The former president of Burundi Pierre Buyoya died this Thursday in France, where he had been evacuated to receive treatment for complications derived from COVID-19, as confirmed by his family to the Burundian media Iwacu.

“He left us last night,” said a relative, confirming that he “evacuated to Paris, he has not endured the trip.” Buyoya, who a few weeks ago had resigned from his post as African Union envoy for the Sahel, contracted the coronavirus when he was in Bamako, the capital of Mali, and had been hospitalized for a week, the RFI station said.

Faced with the abrupt deterioration in his health, the 71-year-old former president was transferred on a medicalized plane to Paris on Thursday night, but died on his arrival before being transferred to the hospital, according to this medium. .

Buyoya, who was president between 1987 and 1993 and between 1996 and 2003, resigned at the end of November as envoy of the UA to face the appeal process of the life sentence handed down against him by the Supreme Court in October in connection with the murder of his successor, Melchior Ndadaye, during the 1993 coup attempt in the African country.

Along with Buyoya, former Vice Presidents Alphonse Marie Kadege and Bernard Busokoza were convicted, while former Prime Minister Antoine Nduwayo was acquitted.
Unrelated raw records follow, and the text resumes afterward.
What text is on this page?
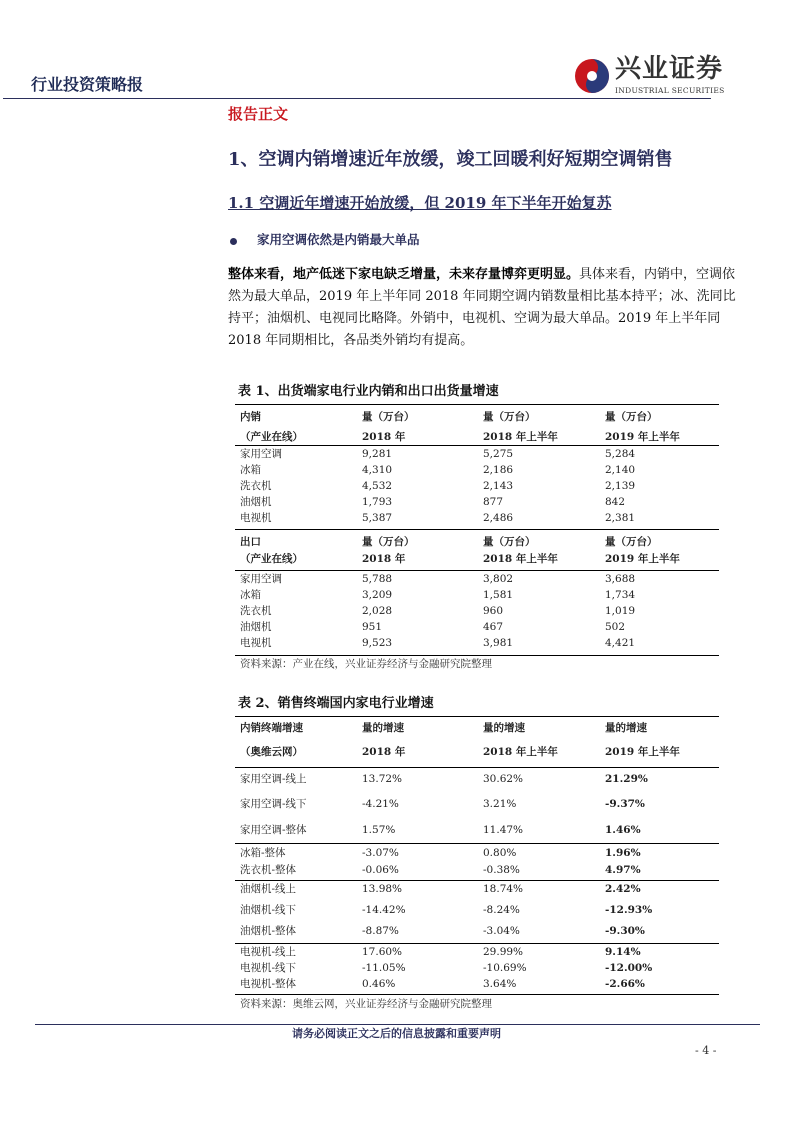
行业投资策略报
兴业证券
INDUSTRIAL SECURITIES
报告正文
1、空调内销增速近年放缓，竣工回暖利好短期空调销售
1.1 空调近年增速开始放缓，但 2019 年下半年开始复苏
家用空调依然是内销最大单品
整体来看，地产低迷下家电缺乏增量，未来存量博弈更明显。具体来看，内销中，空调依然为最大单品，2019 年上半年同 2018 年同期空调内销数量相比基本持平；冰、洗同比持平；油烟机、电视同比略降。外销中，电视机、空调为最大单品。2019 年上半年同 2018 年同期相比，各品类外销均有提高。
表 1、出货端家电行业内销和出口出货量增速
资料来源：产业在线，兴业证券经济与金融研究院整理
表 2、销售终端国内家电行业增速
资料来源：奥维云网，兴业证券经济与金融研究院整理
请务必阅读正文之后的信息披露和重要声明
- 4 -
内销	量（万台）	量（万台）	量（万台）
（产业在线）	2018 年	2018 年上半年	2019 年上半年
家用空调	9,281	5,275	5,284
冰箱	4,310	2,186	2,140
洗衣机	4,532	2,143	2,139
油烟机	1,793	877	842
电视机	5,387	2,486	2,381
出口	量（万台）	量（万台）	量（万台）
（产业在线）	2018 年	2018 年上半年	2019 年上半年
家用空调	5,788	3,802	3,688
冰箱	3,209	1,581	1,734
洗衣机	2,028	960	1,019
油烟机	951	467	502
电视机	9,523	3,981	4,421
内销终端增速	量的增速	量的增速	量的增速
（奥维云网）	2018 年	2018 年上半年	2019 年上半年
家用空调-线上	13.72%	30.62%	21.29%
家用空调-线下	-4.21%	3.21%	-9.37%
家用空调-整体	1.57%	11.47%	1.46%
冰箱-整体	-3.07%	0.80%	1.96%
洗衣机-整体	-0.06%	-0.38%	4.97%
油烟机-线上	13.98%	18.74%	2.42%
油烟机-线下	-14.42%	-8.24%	-12.93%
油烟机-整体	-8.87%	-3.04%	-9.30%
电视机-线上	17.60%	29.99%	9.14%
电视机-线下	-11.05%	-10.69%	-12.00%
电视机-整体	0.46%	3.64%	-2.66%
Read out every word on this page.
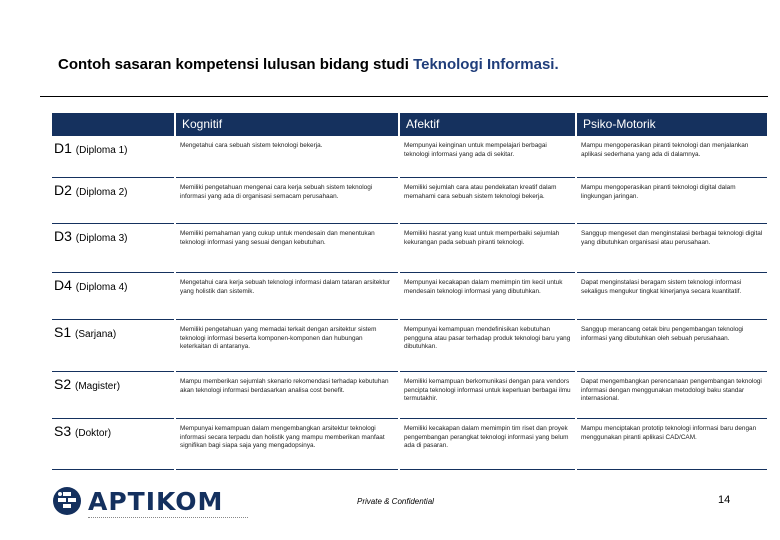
Contoh sasaran kompetensi lulusan bidang studi Teknologi Informasi.
	Kognitif	Afektif	Psiko-Motorik
D1 (Diploma 1)	Mengetahui cara sebuah sistem teknologi bekerja.	Mempunyai keinginan untuk mempelajari berbagai teknologi informasi yang ada di sekitar.	Mampu mengoperasikan piranti teknologi dan menjalankan aplikasi sederhana yang ada di dalamnya.
D2 (Diploma 2)	Memiliki pengetahuan mengenai cara kerja sebuah sistem teknologi informasi yang ada di organisasi semacam perusahaan.	Memiliki sejumlah cara atau pendekatan kreatif dalam memahami cara sebuah sistem teknologi bekerja.	Mampu mengoperasikan piranti teknologi digital dalam lingkungan jaringan.
D3 (Diploma 3)	Memiliki pemahaman yang cukup untuk mendesain dan menentukan teknologi informasi yang sesuai dengan kebutuhan.	Memiliki hasrat yang kuat untuk memperbaiki sejumlah kekurangan pada sebuah piranti teknologi.	Sanggup mengeset dan menginstalasi berbagai teknologi digital yang dibutuhkan organisasi atau perusahaan.
D4 (Diploma 4)	Mengetahui cara kerja sebuah teknologi informasi dalam tataran arsitektur yang holistik dan sistemik.	Mempunyai kecakapan dalam memimpin tim kecil untuk mendesain teknologi informasi yang dibutuhkan.	Dapat menginstalasi beragam sistem teknologi informasi sekaligus mengukur tingkat kinerjanya secara kuantitatif.
S1 (Sarjana)	Memiliki pengetahuan yang memadai terkait dengan arsitektur sistem teknologi informasi beserta komponen-komponen dan hubungan keterkaitan di antaranya.	Mempunyai kemampuan mendefinisikan kebutuhan pengguna atau pasar terhadap produk teknologi baru yang dibutuhkan.	Sanggup merancang cetak biru pengembangan teknologi informasi yang dibutuhkan oleh sebuah perusahaan.
S2 (Magister)	Mampu memberikan sejumlah skenario rekomendasi terhadap kebutuhan akan teknologi informasi berdasarkan analisa cost benefit.	Memiliki kemampuan berkomunikasi dengan para vendors pencipta teknologi informasi untuk keperluan berbagai ilmu termutakhir.	Dapat mengembangkan perencanaan pengembangan teknologi informasi dengan menggunakan metodologi baku standar internasional.
S3 (Doktor)	Mempunyai kemampuan dalam mengembangkan arsitektur teknologi informasi secara terpadu dan holistik yang mampu memberikan manfaat signifikan bagi siapa saja yang mengadopsinya.	Memiliki kecakapan dalam memimpin tim riset dan proyek pengembangan perangkat teknologi informasi yang belum ada di pasaran.	Mampu menciptakan prototip teknologi informasi baru dengan menggunakan piranti aplikasi CAD/CAM.
APTIKOM	Private & Confidential	14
Most of those sentenced at the trial were senior army officials at the time of Ndadaye’s murder.

In 2018, the Burundian authorities issued an international arrest warrant for Buyoya, a member of the Tutsi community and president between 1987 and 1993 and later between 1998 and 2003, after ascending to power in two coups.

Buyoya was succeeded in 1993 by Ndadaye, a member of the Hutu community -majority in the country-, who tried to promote a process of national unity after winning the elections that year, when he became the first elected president in the history of the country.

THE GOVERNMENT COUP
However, just three months later he suffered a riot apparently sparked by his reform efforts within the Tutsi-dominated Army. During the coup, he was captured and killed by bayonet blows by the rebels.
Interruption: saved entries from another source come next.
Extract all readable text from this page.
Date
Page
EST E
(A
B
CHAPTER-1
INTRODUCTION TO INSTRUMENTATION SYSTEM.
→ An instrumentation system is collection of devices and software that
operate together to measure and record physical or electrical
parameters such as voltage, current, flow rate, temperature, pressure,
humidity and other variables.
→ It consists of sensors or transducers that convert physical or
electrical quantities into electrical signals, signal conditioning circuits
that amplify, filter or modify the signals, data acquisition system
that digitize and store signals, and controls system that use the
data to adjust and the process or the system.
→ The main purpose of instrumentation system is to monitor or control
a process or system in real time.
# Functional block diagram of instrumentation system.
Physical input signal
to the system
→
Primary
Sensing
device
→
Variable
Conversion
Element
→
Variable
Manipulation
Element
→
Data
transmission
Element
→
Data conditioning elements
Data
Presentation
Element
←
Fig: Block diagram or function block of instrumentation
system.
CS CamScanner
The coup plotters buried his body in a common grave along with those of the President of Parliament, Pontien Karibwami; the vice president of Parliament, Gilles Bimazubute; the head of the intelligence services, Richard Ndikumwami; and the Minister of the Interior, Juvénal Ndayikeza, although they later exhumed him and handed him over to the family.
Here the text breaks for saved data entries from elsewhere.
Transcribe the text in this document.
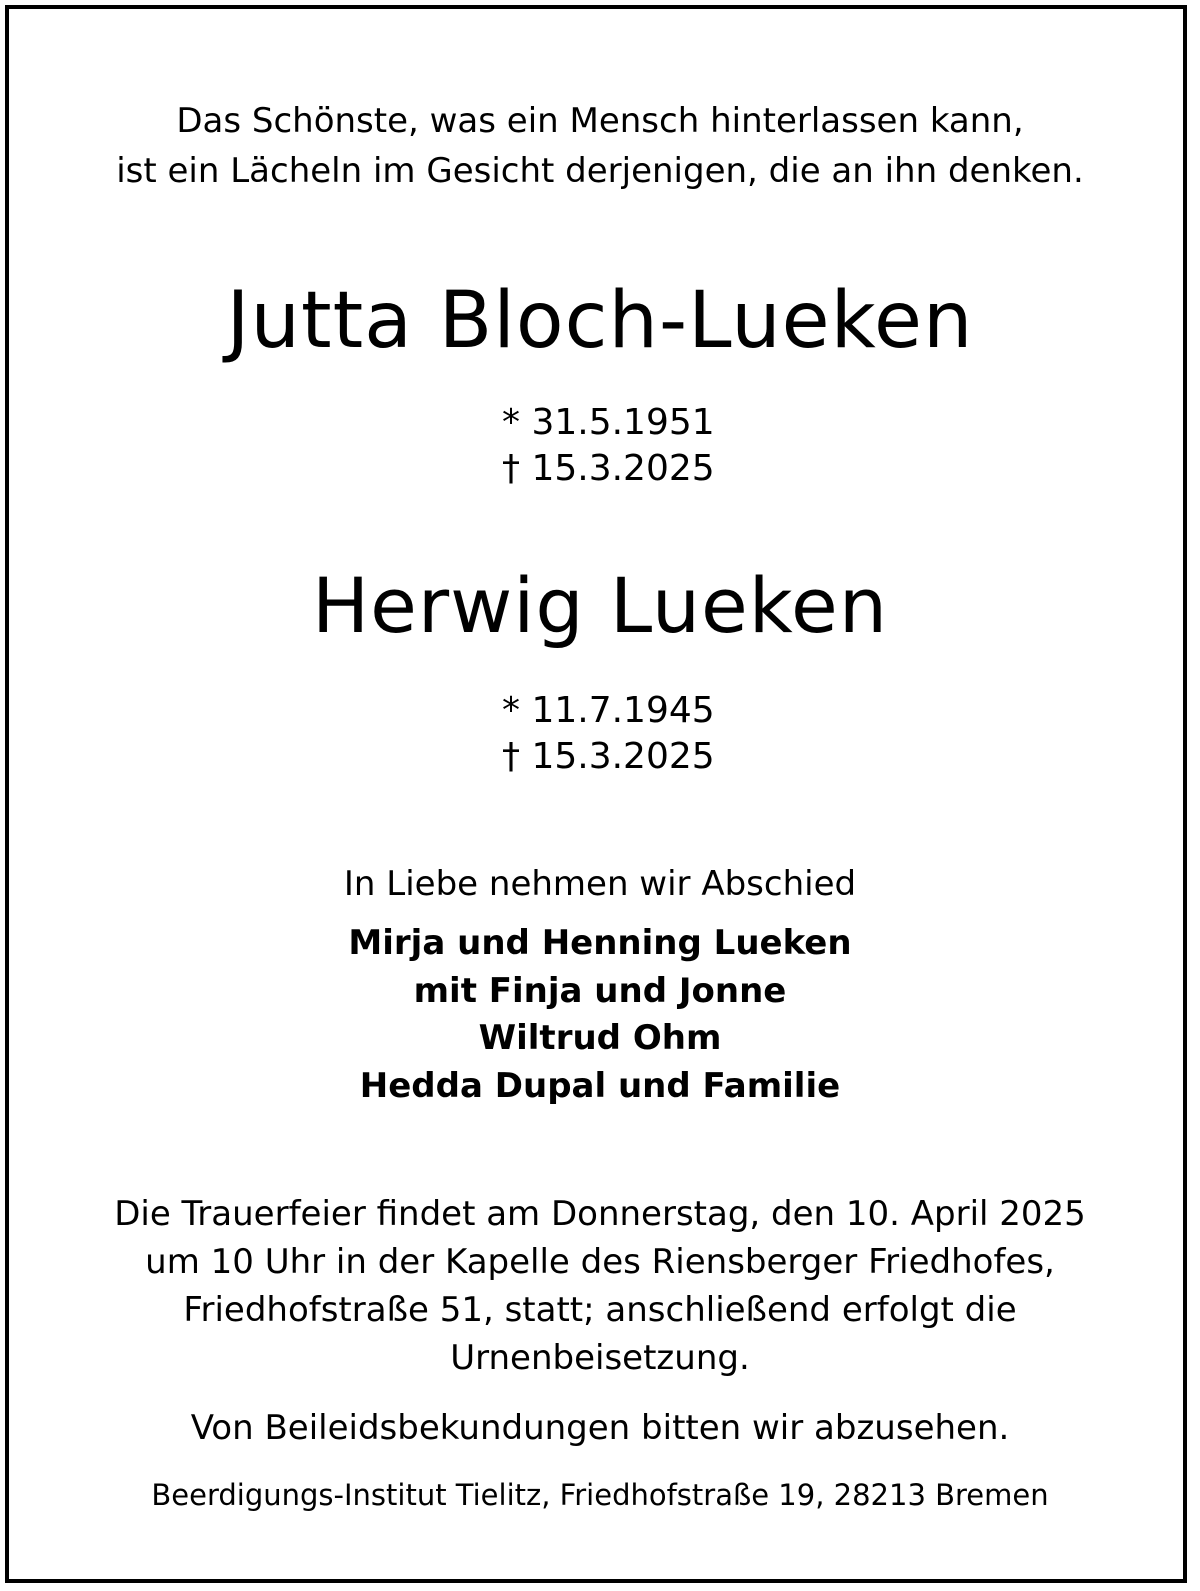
Das Schönste, was ein Mensch hinterlassen kann,
ist ein Lächeln im Gesicht derjenigen, die an ihn denken.
Jutta Bloch-Lueken
* 31.5.1951
† 15.3.2025
Herwig Lueken
* 11.7.1945
† 15.3.2025
In Liebe nehmen wir Abschied
Mirja und Henning Lueken
mit Finja und Jonne
Wiltrud Ohm
Hedda Dupal und Familie
Die Trauerfeier findet am Donnerstag, den 10. April 2025
um 10 Uhr in der Kapelle des Riensberger Friedhofes,
Friedhofstraße 51, statt; anschließend erfolgt die
Urnenbeisetzung.
Von Beileidsbekundungen bitten wir abzusehen.
Beerdigungs-Institut Tielitz, Friedhofstraße 19, 28213 Bremen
The coup, led by Army Chief Jean Bukomagu and former President Jean-Baptiste Bagaza, led to the creation of a board that days later handed over the Presidency to Prime Minister Sylvie Kinigi, who had taken refuge in the French Embassy along with others high positions, due to international pressure.

The failed coup and assassination of Ndadaye – for which Buyoya was later blamed for his alleged behind-the-scenes acts during the coup – led to increased ethnic tensions that sparked the outbreak of a civil war that ended in 2005.

The end of the civil war – which left nearly 300,000 dead – brought Pierre Nkurunziza to power, who remained in office until his sudden death in June, at a time when he was preparing to hand over powers to his ‘dolphin’, Évariste Ndayishimiye, winner of the elections held weeks before.